Наконец-то он очутился один в камере, мог отдохнуть, душевно окрепнуть в тишине. Но в действительности и сейчас он был не один и не было ему отдыха. Менкина ловил себя на том, что яростно спорит с этим органом мучительства, с «секретарем». Он даже не отдавал себе отчета, как изощренно этот человек сумел навязать ему свое гнусное общество в одиночке, когда Томаша, казалось, наконец-то предоставили самому себе. И здесь, в камере, этот «секретарь», этот орган мучительства, был полон веры, оптимизма и какой-то извращенной уверенности в том, что человек все-таки животное, и, чуть дело коснется шкуры, он всегда наплюет на все прочее. Со своим оптимизмом, своей интеллигентностью «секретарь» как противник казался очень опасным. Уверенность «секретаря» давила Томаша, ей трудно было противиться, особенно тому, кто не раз с полной искренностью думал о себе, как о слабом человеке. В конце концов Томаш признал советы «секретаря» совершенно правильными и стал обдумывать свое дело, в точности руководствуясь ими, хотя и удивлялся сам себе. Он стал рассказывать себе свою историю одновременно так, как она происходила, и так, как он о ней расскажет.
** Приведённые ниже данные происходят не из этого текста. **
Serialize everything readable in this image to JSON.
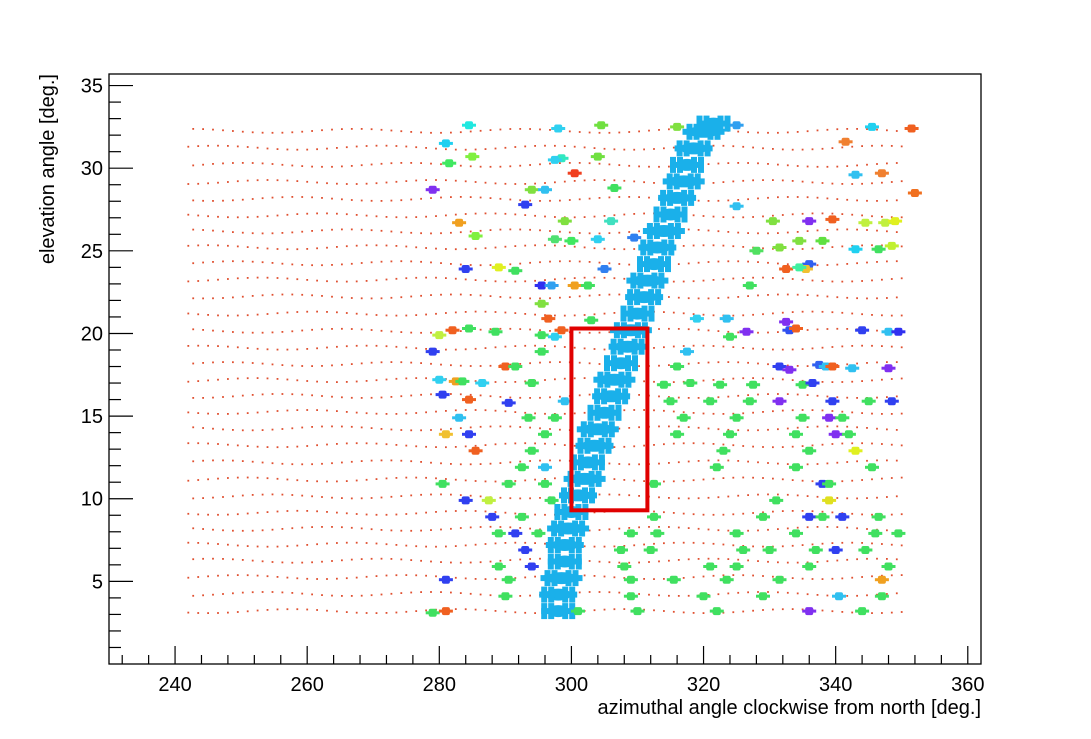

«Признаю, вы можете не поверить тому, что я расскажу. То, что я говорю, кажется вам неправдоподобным, но ведь правда-то и бывает наименее правдоподобной. Я попал сюда случайно, Я снял чемоданы со ступенек вагона и пронес их метров шесть по перрону, потом услужливый носильщик взял их у меня, — рассказывал он мысленно. — Умерла моя подружка детства. Утром рано дядя поднял меня с постели. Дядя мой всю жизнь прожил в эмиграции по личным мотивам. В какой же непрестанной тоске должны жить эмигранты, что душа у них становится такой чувствительной? Бывают люди — мой дядя и моя мать принадлежат к людям с таким душевным аппаратом, — у которых есть контакт с живыми существами. Паулинка остановилась в своем движении, замерла, перестала существовать. И мой дядя подхватился со сна. В сознание его запал мертвый предмет — мертвая Паулинка. Он пришел ко мне и вытащил меня из постели. Стоп».